British Columbia

Single mother of 3 calls for better services for Indigenous families on DTES

First Nations activist Robin Raweater, who has lived on Vancouver's Downtown Eastside for 30 years and is now raising three daughters there as a single mother, says Indigenous families in the neighbourhood are disproportionately impacted by poverty and trauma.

'We are First Nations but we're the last on the list'

Robin Raweater, right, is living in a shelter on the Downtown Eastside while trying to find affordable housing for herself and her daughters. (Red Women Rising)

Robin Raweater is raising three daughters on Vancouver's Downtown Eastside and says doing so would be a lot easier if she could find somewhere they could all live.

Raweater, an Indigenous activist and co-chair of the Downtown Eastside Women's Centre's board of directors, has lived in the neighbourhood for 30 years and says while there are several organizations providing support in the area, there are still not enough resources aimed at helping Indigenous families.

One of the main barriers preventing Indigenous families from escaping poverty is access to affordable housing and Raweater told Stephen Quinn, the host of CBC's The Early Edition, "it's extremely difficult" to find it in Vancouver as a single mother. 

"We need more family units," said Raweater, who is currently living in a shelter while she waits for B.C. Housing to find somewhere she and her girls can move into. She estimates the wait could take up to 18 months.

Raweater, who is Blackfoot from the Siksika Nation, was in and out of foster homes as a child and her own mother was forced into a residential school. 

Separating Indigenous families, said Raweater, has caused "trauma that gets passed down from generation to generation" and she said service providers should be better equipped to help people who have been traumatized.

Indigenous people in British Columbia are disproportionately impacted by both homelessness and the opioid crisis. (Briar Stewart/CBC)

'Entrenched in trauma'

"They need more cultural sensitivity training," said Raweater, "Our people are so hurt, they're so entrenched in trauma right now, and there's not proper supports and services to help heal."

According to Raweater, the opioid crisis is disproportionately impacting Indigenous people because they are self-medicating to manage this trauma.

She also believes frontline workers on the Downtown Eastside should have access to trauma support because of what they see and experience on the job.

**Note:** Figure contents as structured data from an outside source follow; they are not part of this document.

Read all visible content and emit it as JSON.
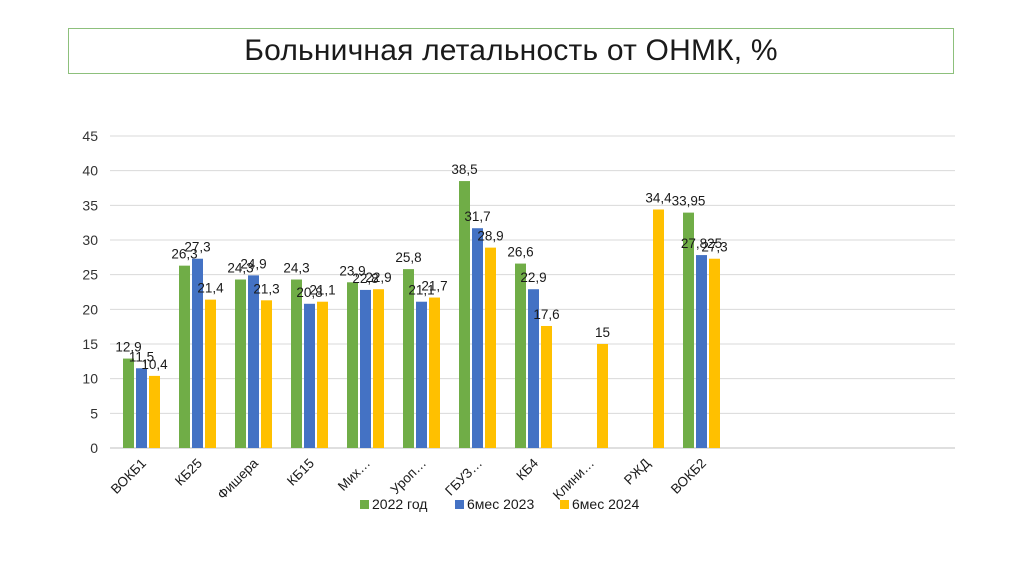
{
  "slide": {
    "title": "Больничная летальность от ОНМК, %"
  },
  "chart_data": {
    "type": "bar",
    "title": "",
    "xlabel": "",
    "ylabel": "",
    "ylim": [
      0,
      45
    ],
    "yticks": [
      0,
      5,
      10,
      15,
      20,
      25,
      30,
      35,
      40,
      45
    ],
    "grid": true,
    "legend_position": "bottom",
    "categories": [
      "ВОКБ1",
      "КБ25",
      "Фишера",
      "КБ15",
      "Мих…",
      "Уроп…",
      "ГБУЗ…",
      "КБ4",
      "Клини…",
      "РЖД",
      "ВОКБ2"
    ],
    "series": [
      {
        "name": "2022 год",
        "color": "#70ad47",
        "values": [
          12.9,
          26.3,
          24.3,
          24.3,
          23.9,
          25.8,
          38.5,
          26.6,
          null,
          null,
          33.95
        ],
        "labels": [
          "12,9",
          "26,3",
          "24,3",
          "24,3",
          "23,9",
          "25,8",
          "38,5",
          "26,6",
          "",
          "",
          "33,95"
        ]
      },
      {
        "name": "6мес 2023",
        "color": "#4472c4",
        "values": [
          11.5,
          27.3,
          24.9,
          20.8,
          22.8,
          21.1,
          31.7,
          22.9,
          null,
          null,
          27.825
        ],
        "labels": [
          "11,5",
          "27,3",
          "24,9",
          "20,8",
          "22,8",
          "21,1",
          "31,7",
          "22,9",
          "",
          "",
          "27,825"
        ]
      },
      {
        "name": "6мес 2024",
        "color": "#ffc000",
        "values": [
          10.4,
          21.4,
          21.3,
          21.1,
          22.9,
          21.7,
          28.9,
          17.6,
          15,
          34.4,
          27.3
        ],
        "labels": [
          "10,4",
          "21,4",
          "21,3",
          "21,1",
          "22,9",
          "21,7",
          "28,9",
          "17,6",
          "15",
          "34,4",
          "27,3"
        ]
      }
    ]
  }
}
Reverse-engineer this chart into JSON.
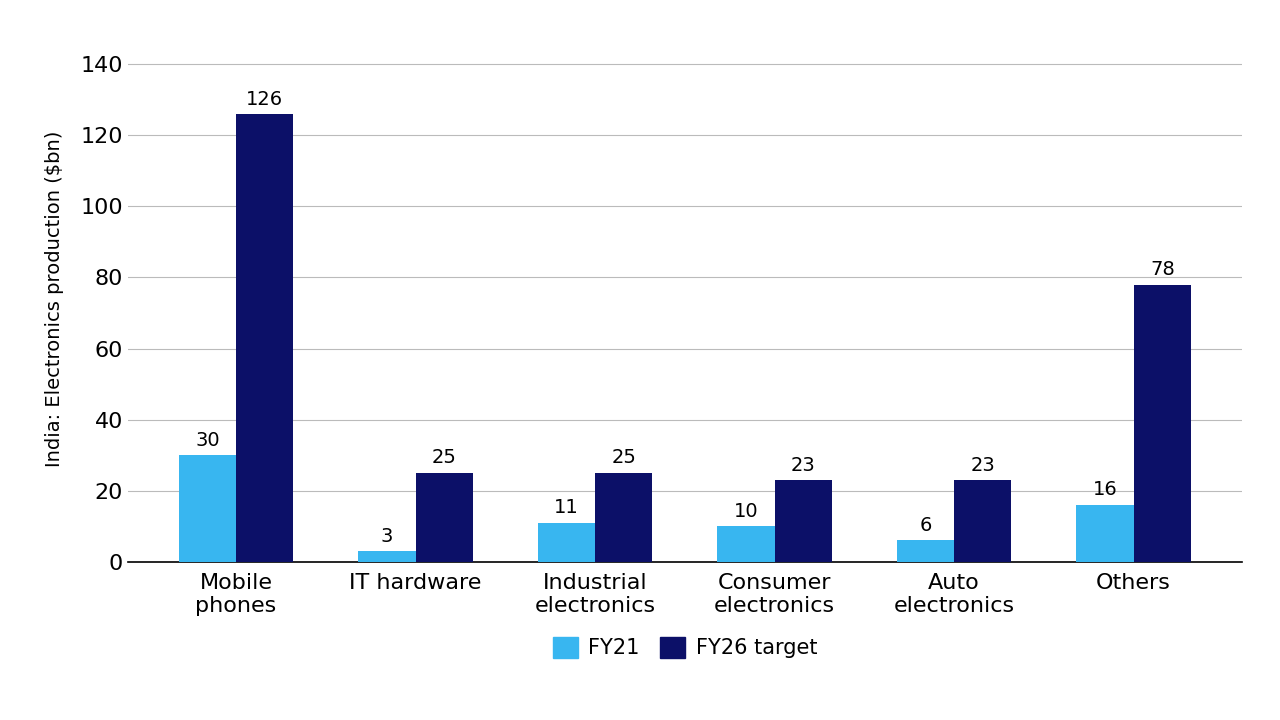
{
  "categories": [
    "Mobile\nphones",
    "IT hardware",
    "Industrial\nelectronics",
    "Consumer\nelectronics",
    "Auto\nelectronics",
    "Others"
  ],
  "fy21_values": [
    30,
    3,
    11,
    10,
    6,
    16
  ],
  "fy26_values": [
    126,
    25,
    25,
    23,
    23,
    78
  ],
  "fy21_color": "#38b6f0",
  "fy26_color": "#0c1068",
  "ylabel": "India: Electronics production ($bn)",
  "yticks": [
    0,
    20,
    40,
    60,
    80,
    100,
    120,
    140
  ],
  "ylim": [
    0,
    148
  ],
  "legend_fy21": "FY21",
  "legend_fy26": "FY26 target",
  "bar_width": 0.32,
  "background_color": "#ffffff",
  "label_fontsize": 14,
  "tick_fontsize": 16,
  "ylabel_fontsize": 14,
  "legend_fontsize": 15,
  "grid_color": "#bbbbbb",
  "bottom_spine_color": "#000000"
}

"They need to go for the trauma therapy so they're better able to help," said Raweater, "Because you're getting traumatized people helping traumatized people."

Research shows Indigenous people are disproportionately affected by homelessness and the opioid crisis and Indigenous children are far more likely to be apprehended by social services.

Raweater said more healing and wellness centres in the neighbourhood could help First Nations residents suffering from trauma and addiction.

"Indigenous people are First Nations, but we are the last on the list ... especially here in the Downtown Eastside," said Raweater. "We're trying to rise right now ... we wish we could be, and we should be, better supported."